The word resonated as we moved forward into the dangerous terrain beyond.

ZARA

The alarm wailed, a shrill counterpoint to the throbbing pain behind my eyes. My vision fractured into jagged pieces, like looking through broken glass. Shadows moved at the edges—guards, automatons, danger.

I blinked hard, trying to force clarity, but the world remained a shifting mosaic. Light sources burned too brightly, casting painful halos while shadows deepened into impenetrable voids.

“We need to move,” Ravik murmured close to my ear, his voice tethered to reality when everything else floated away. His breath was warm against my skin, the subtle scent of his blue-skinned species—something like copper and mountain herbs—oddly reassuring. “Final gate ahead.”

I nodded, instantly regretting the movement as fresh pain lanced through my skull. The interface with the central node had exacted its price. The system had fought back, a surge of protective energy flooding my markings and traveling straight to my optic nerves.

Worth it for our freedom, for the data we’d stolen, but my sight was the collateral.

“How bad?” Ravik asked, his tail flicking with concern. The bond between us thrummed, his steady presence an anchor in the storm of pain and confusion.

“Bad enough,” I admitted, feeling no need to pretend. The bond carried truth whether I voiced it or not. “But the markings still work.”

Through them, I could sense the gate systems ahead—a complex lattice of energy that my eyes couldn’t see. Every circuit, every power node, every security protocol registered as distinct patterns against my skin.

The corridor swayed beneath my feet. Ravik’s arm circled my waist, steadying me. I felt his concern, his determination, his absolute focus on getting us out through the bond.

“I can’t physically interface,” I whispered, feeling the weight of the datapad in my hands. We’d stolen it during our initial escape, a backup plan I never thought we’d need. “But I think I can bypass remotely.”

Ravik’s hand closed over mine, guiding me forward. The warmth of his blue skin contrasted with the cool metal of the terminal we approached. His tail wrapped lightly around my ankle.

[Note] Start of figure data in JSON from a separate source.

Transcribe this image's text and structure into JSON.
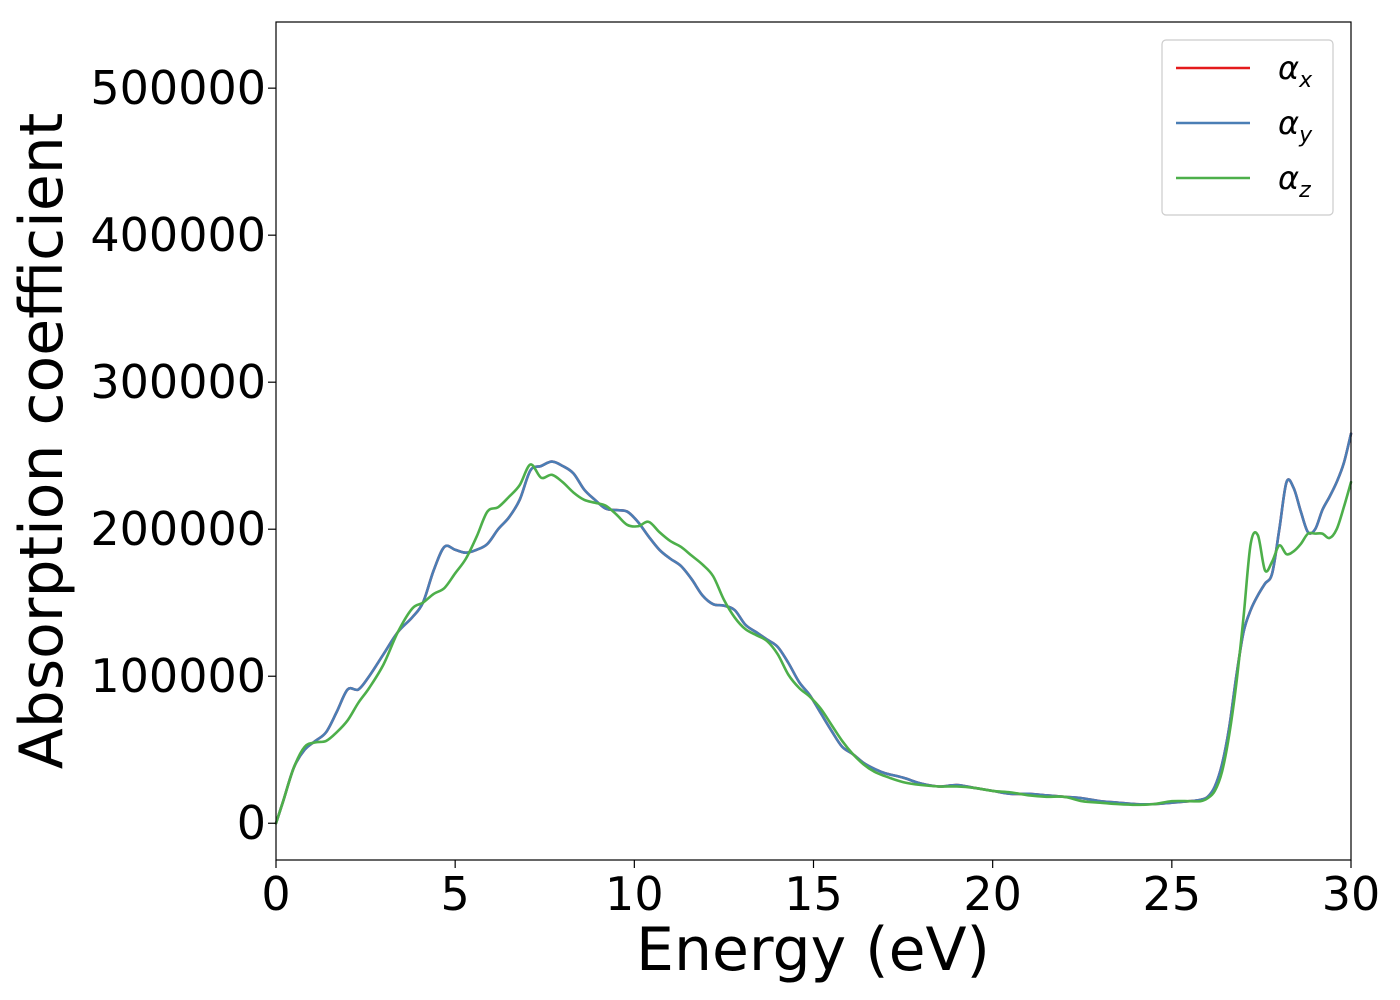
{
  "chart_data": {
    "type": "line",
    "xlabel": "Energy (eV)",
    "ylabel": "Absorption coefficient",
    "xlim": [
      0,
      30
    ],
    "ylim": [
      -25000,
      545000
    ],
    "xticks": [
      0,
      5,
      10,
      15,
      20,
      25,
      30
    ],
    "yticks": [
      0,
      100000,
      200000,
      300000,
      400000,
      500000
    ],
    "grid": false,
    "legend_position": "top-right",
    "series": [
      {
        "name": "αx",
        "legend_base": "α",
        "legend_sub": "x",
        "color": "#e41a1c",
        "x": [
          0,
          0.2,
          0.5,
          0.8,
          1.1,
          1.4,
          1.7,
          2.0,
          2.3,
          2.6,
          3.0,
          3.4,
          3.8,
          4.1,
          4.4,
          4.7,
          5.0,
          5.3,
          5.6,
          5.9,
          6.2,
          6.5,
          6.8,
          7.1,
          7.4,
          7.7,
          8.0,
          8.3,
          8.6,
          8.9,
          9.2,
          9.5,
          9.8,
          10.1,
          10.4,
          10.7,
          11.0,
          11.3,
          11.6,
          11.9,
          12.2,
          12.5,
          12.8,
          13.1,
          13.4,
          13.7,
          14.0,
          14.3,
          14.6,
          14.9,
          15.2,
          15.5,
          15.8,
          16.1,
          16.4,
          16.7,
          17.0,
          17.5,
          18.0,
          18.5,
          19.0,
          19.5,
          20.0,
          20.5,
          21.0,
          21.5,
          22.0,
          22.5,
          23.0,
          23.5,
          24.0,
          24.5,
          25.0,
          25.5,
          25.8,
          26.0,
          26.2,
          26.4,
          26.6,
          26.8,
          27.0,
          27.2,
          27.4,
          27.6,
          27.8,
          28.0,
          28.2,
          28.4,
          28.6,
          28.8,
          29.0,
          29.2,
          29.4,
          29.6,
          29.8,
          30.0
        ],
        "values": [
          0,
          15000,
          38000,
          50000,
          56000,
          62000,
          76000,
          91000,
          91000,
          100000,
          115000,
          130000,
          140000,
          150000,
          172000,
          188000,
          186000,
          184000,
          186000,
          190000,
          200000,
          208000,
          220000,
          240000,
          243000,
          246000,
          243000,
          238000,
          227000,
          220000,
          214000,
          213000,
          212000,
          205000,
          195000,
          186000,
          180000,
          175000,
          166000,
          155000,
          149000,
          148000,
          145000,
          135000,
          130000,
          125000,
          120000,
          109000,
          96000,
          87000,
          75000,
          63000,
          52000,
          47000,
          41000,
          37000,
          34000,
          31000,
          27000,
          25000,
          26000,
          24000,
          22000,
          20000,
          20000,
          19000,
          18000,
          17000,
          15000,
          14000,
          13000,
          13000,
          14000,
          15000,
          16000,
          18000,
          25000,
          40000,
          65000,
          100000,
          130000,
          145000,
          155000,
          163000,
          170000,
          200000,
          232000,
          228000,
          212000,
          198000,
          200000,
          213000,
          222000,
          232000,
          245000,
          265000
        ]
      },
      {
        "name": "αy",
        "legend_base": "α",
        "legend_sub": "y",
        "color": "#4a7eb5",
        "x": [
          0,
          0.2,
          0.5,
          0.8,
          1.1,
          1.4,
          1.7,
          2.0,
          2.3,
          2.6,
          3.0,
          3.4,
          3.8,
          4.1,
          4.4,
          4.7,
          5.0,
          5.3,
          5.6,
          5.9,
          6.2,
          6.5,
          6.8,
          7.1,
          7.4,
          7.7,
          8.0,
          8.3,
          8.6,
          8.9,
          9.2,
          9.5,
          9.8,
          10.1,
          10.4,
          10.7,
          11.0,
          11.3,
          11.6,
          11.9,
          12.2,
          12.5,
          12.8,
          13.1,
          13.4,
          13.7,
          14.0,
          14.3,
          14.6,
          14.9,
          15.2,
          15.5,
          15.8,
          16.1,
          16.4,
          16.7,
          17.0,
          17.5,
          18.0,
          18.5,
          19.0,
          19.5,
          20.0,
          20.5,
          21.0,
          21.5,
          22.0,
          22.5,
          23.0,
          23.5,
          24.0,
          24.5,
          25.0,
          25.5,
          25.8,
          26.0,
          26.2,
          26.4,
          26.6,
          26.8,
          27.0,
          27.2,
          27.4,
          27.6,
          27.8,
          28.0,
          28.2,
          28.4,
          28.6,
          28.8,
          29.0,
          29.2,
          29.4,
          29.6,
          29.8,
          30.0
        ],
        "values": [
          0,
          15000,
          38000,
          50000,
          56000,
          62000,
          76000,
          91000,
          91000,
          100000,
          115000,
          130000,
          140000,
          150000,
          172000,
          188000,
          186000,
          184000,
          186000,
          190000,
          200000,
          208000,
          220000,
          240000,
          243000,
          246000,
          243000,
          238000,
          227000,
          220000,
          214000,
          213000,
          212000,
          205000,
          195000,
          186000,
          180000,
          175000,
          166000,
          155000,
          149000,
          148000,
          145000,
          135000,
          130000,
          125000,
          120000,
          109000,
          96000,
          87000,
          75000,
          63000,
          52000,
          47000,
          41000,
          37000,
          34000,
          31000,
          27000,
          25000,
          26000,
          24000,
          22000,
          20000,
          20000,
          19000,
          18000,
          17000,
          15000,
          14000,
          13000,
          13000,
          14000,
          15000,
          16000,
          18000,
          25000,
          40000,
          65000,
          100000,
          130000,
          145000,
          155000,
          163000,
          170000,
          200000,
          232000,
          228000,
          212000,
          198000,
          200000,
          213000,
          222000,
          232000,
          245000,
          265000
        ]
      },
      {
        "name": "αz",
        "legend_base": "α",
        "legend_sub": "z",
        "color": "#4daf4a",
        "x": [
          0,
          0.2,
          0.5,
          0.8,
          1.1,
          1.4,
          1.7,
          2.0,
          2.3,
          2.6,
          3.0,
          3.4,
          3.8,
          4.1,
          4.4,
          4.7,
          5.0,
          5.3,
          5.6,
          5.9,
          6.2,
          6.5,
          6.8,
          7.1,
          7.4,
          7.7,
          8.0,
          8.3,
          8.6,
          8.9,
          9.2,
          9.5,
          9.8,
          10.1,
          10.4,
          10.7,
          11.0,
          11.3,
          11.6,
          11.9,
          12.2,
          12.5,
          12.8,
          13.1,
          13.4,
          13.7,
          14.0,
          14.3,
          14.6,
          14.9,
          15.2,
          15.5,
          15.8,
          16.1,
          16.4,
          16.7,
          17.0,
          17.5,
          18.0,
          18.5,
          19.0,
          19.5,
          20.0,
          20.5,
          21.0,
          21.5,
          22.0,
          22.5,
          23.0,
          23.5,
          24.0,
          24.5,
          25.0,
          25.5,
          25.8,
          26.0,
          26.2,
          26.4,
          26.6,
          26.8,
          27.0,
          27.2,
          27.4,
          27.6,
          27.8,
          28.0,
          28.2,
          28.4,
          28.6,
          28.8,
          29.0,
          29.2,
          29.4,
          29.6,
          29.8,
          30.0
        ],
        "values": [
          0,
          15000,
          38000,
          52000,
          55000,
          56000,
          62000,
          70000,
          82000,
          92000,
          108000,
          130000,
          146000,
          150000,
          156000,
          160000,
          170000,
          180000,
          195000,
          212000,
          215000,
          222000,
          230000,
          244000,
          235000,
          237000,
          232000,
          225000,
          220000,
          218000,
          216000,
          210000,
          203000,
          202000,
          205000,
          198000,
          192000,
          188000,
          182000,
          176000,
          168000,
          152000,
          140000,
          132000,
          128000,
          124000,
          115000,
          101000,
          92000,
          86000,
          78000,
          67000,
          56000,
          47000,
          40000,
          35000,
          32000,
          28000,
          26000,
          25000,
          25000,
          24000,
          22000,
          21000,
          19000,
          18000,
          18000,
          15000,
          14000,
          13000,
          12500,
          13000,
          15000,
          15000,
          15000,
          17000,
          22000,
          35000,
          60000,
          95000,
          140000,
          190000,
          196000,
          172000,
          178000,
          189000,
          183000,
          185000,
          190000,
          197000,
          197000,
          197000,
          194000,
          200000,
          215000,
          232000
        ]
      }
    ]
  }
}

“Tell me where,” he said, no question in his voice. Just trust.

I swallowed hard, the significance of that trust not lost on me. It felt like a lifetime ago when this Nyxari warrior had viewed me as a contaminated threat, a marked human female who embodied everything his clan had taught him to fear.

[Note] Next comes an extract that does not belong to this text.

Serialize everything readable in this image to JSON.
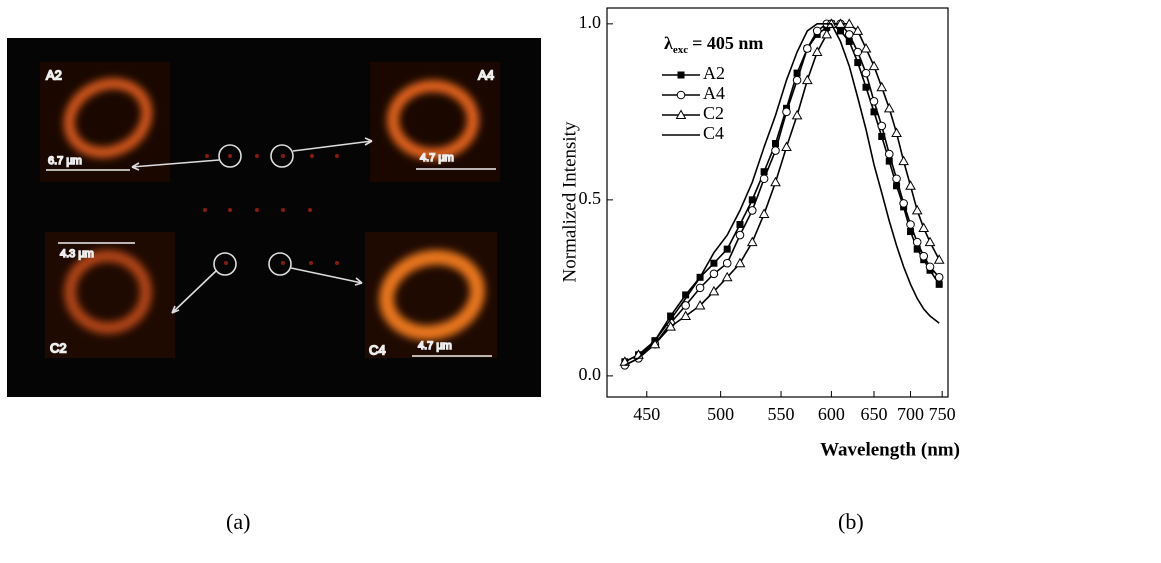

Now he was my eyes. And quickly becoming far more…

“The access port should be on the right side of the terminal,” I said, focusing on the energy signature rather than the blurred shapes before me. Through my markings, I could feel the faint electromagnetic pulse of the port. “About mid-way up. I need to connect the salvaged datapad. Then I can feel my way through.”

His fingers guided mine to the port, the pressure of his touch gentle despite the urgency of our situation. The connection snapped into place with a faint click that seemed to travel directly through my markings.

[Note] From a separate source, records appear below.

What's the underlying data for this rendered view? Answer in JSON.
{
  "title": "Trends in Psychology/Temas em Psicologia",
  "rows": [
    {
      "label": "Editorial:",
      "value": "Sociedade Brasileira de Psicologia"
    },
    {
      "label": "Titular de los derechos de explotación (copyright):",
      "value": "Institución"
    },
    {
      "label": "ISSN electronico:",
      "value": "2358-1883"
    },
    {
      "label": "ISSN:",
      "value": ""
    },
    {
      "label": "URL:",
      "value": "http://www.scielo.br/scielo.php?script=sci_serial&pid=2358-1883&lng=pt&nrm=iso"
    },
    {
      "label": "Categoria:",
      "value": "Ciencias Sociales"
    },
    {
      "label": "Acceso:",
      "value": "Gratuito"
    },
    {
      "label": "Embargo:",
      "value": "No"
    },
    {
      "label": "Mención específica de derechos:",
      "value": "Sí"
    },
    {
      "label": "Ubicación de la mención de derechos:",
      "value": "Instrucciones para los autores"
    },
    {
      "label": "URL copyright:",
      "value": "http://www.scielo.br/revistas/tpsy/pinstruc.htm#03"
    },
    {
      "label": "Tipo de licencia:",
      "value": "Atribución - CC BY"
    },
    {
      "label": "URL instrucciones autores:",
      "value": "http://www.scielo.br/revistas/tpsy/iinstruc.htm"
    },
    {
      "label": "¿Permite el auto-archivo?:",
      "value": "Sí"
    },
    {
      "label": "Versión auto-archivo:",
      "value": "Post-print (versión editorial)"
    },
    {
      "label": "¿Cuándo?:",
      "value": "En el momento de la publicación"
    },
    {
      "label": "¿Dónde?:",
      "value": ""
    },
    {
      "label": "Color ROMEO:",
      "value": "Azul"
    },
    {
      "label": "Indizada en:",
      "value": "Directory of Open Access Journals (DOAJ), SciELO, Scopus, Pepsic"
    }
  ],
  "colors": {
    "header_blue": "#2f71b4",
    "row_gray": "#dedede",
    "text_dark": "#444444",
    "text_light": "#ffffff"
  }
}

I closed my eyes entirely, finding it easier to navigate by the silver electricity flowing through me than with my damaged vision.

The system unfolded in my mind—not seen but felt, a three-dimensional schematic of energy pathways and security protocols. Complex but comprehensible.

My engineer’s mind translated the sensations into a workable model, identifying vulnerabilities, redundancies, override possibilities.

“There are three relays,” I murmured, fingers moving across the datapad with more certainty than I would have thought possible. “Need to bypass them simultaneously or the lockdown protocols will activate.”

My fingertips tingled with electricity, the sensation neither pleasant nor painful but intensely present. I could feel the system’s defenses as I encountered them.

A moment of concentration, then: “Which relay first?”

“Third,” Ravik answered immediately. The bond carried his certainty to me—he was tracking guard positions, predicting response patterns. His warrior’s training had memorized the security protocols we’d observed during our captivity.